Ma pratique commence par le toucher. Je travaille avec des instruments physiquement réactifs, riches sur le plan sonore et conçus pour l’immédiateté. Qu’il s’agisse du glissement tactile d’un contrôleur ruban ou du dialogue gestuel réactif offert par les instruments Buchla, je m’appuie sur des outils qui engagent le corps et permettent un contrôle nuancé du timbre et de l’articulation. Ce sont des instruments que j’ai apprivoisés au fil des années, en développant une aisance par la répétition et l’intuition. Les limites propres à chaque système m’invitent à creuser plus en profondeur, plutôt qu’à courir après des possibilités infinies.

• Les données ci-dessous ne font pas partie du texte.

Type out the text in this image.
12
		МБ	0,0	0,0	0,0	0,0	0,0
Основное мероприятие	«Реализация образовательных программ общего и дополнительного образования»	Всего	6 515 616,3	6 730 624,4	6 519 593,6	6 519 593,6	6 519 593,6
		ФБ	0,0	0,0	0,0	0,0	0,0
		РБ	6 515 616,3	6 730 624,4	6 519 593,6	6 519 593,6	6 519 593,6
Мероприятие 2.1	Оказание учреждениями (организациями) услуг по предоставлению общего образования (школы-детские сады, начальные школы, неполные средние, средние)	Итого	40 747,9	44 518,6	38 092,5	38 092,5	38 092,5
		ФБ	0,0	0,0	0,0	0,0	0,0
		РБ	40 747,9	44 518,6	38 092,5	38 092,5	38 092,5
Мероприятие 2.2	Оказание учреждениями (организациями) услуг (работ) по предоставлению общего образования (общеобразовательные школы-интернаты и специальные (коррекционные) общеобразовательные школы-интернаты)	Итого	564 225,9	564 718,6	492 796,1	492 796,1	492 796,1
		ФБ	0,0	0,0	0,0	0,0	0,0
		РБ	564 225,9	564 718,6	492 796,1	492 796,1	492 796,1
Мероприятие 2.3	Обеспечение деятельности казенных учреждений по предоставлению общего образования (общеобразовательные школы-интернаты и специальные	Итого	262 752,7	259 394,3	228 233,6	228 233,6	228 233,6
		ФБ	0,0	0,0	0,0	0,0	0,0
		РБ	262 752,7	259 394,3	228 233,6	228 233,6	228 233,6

J’aborde la performance comme une construction en direct. J’arrive avec une boîte à outils—peut-être un fragment de mélodie, une séquence, un ensemble d’échantillons, ou simplement l’instrument lui-même. Chaque pièce se déploie dans l’improvisation, façonnée par les instruments, par des collaborateurs et collaboratrices issus de disciplines croisées, et par la tension chargée de la proximité avec le public. J’aime détourner les attentes : créer une tension émotionnelle et une intimité, perturber le rôle traditionnel du spectateur, et composer des moments qui flottent entre illusion sonore et rituel.
Certains instruments sont devenus centraux dans cette approche. Ce qui continue de m’attirer vers le Buchla Music Easel, c’est sa voix unique : une richesse timbrale, une réponse tactile, et une sensibilité profonde aux nuances du geste. Mon lien avec les ondes Martenot a commencé par une recherche sur les premiers instruments électroniques, et s’est approfondi à mesure que j’en explorais la capacité expressive et l’immédiateté émotionnelle. Ce chemin m’a éventuellement menée à Tiohtià:ke/Montréal, une ville marquée par une tradition électroacoustique vibrante et une communauté rare d’ondistes, de compositeur·trice·s et de collaborateur·trice·s.
Ce qui m’intéresse, c’est comment le son crée une présence. Je cherche à établir des conditions qui invitent un basculement—quand l’attention, la sensation et le son s’alignent pour devenir quelque chose qu’on ressent.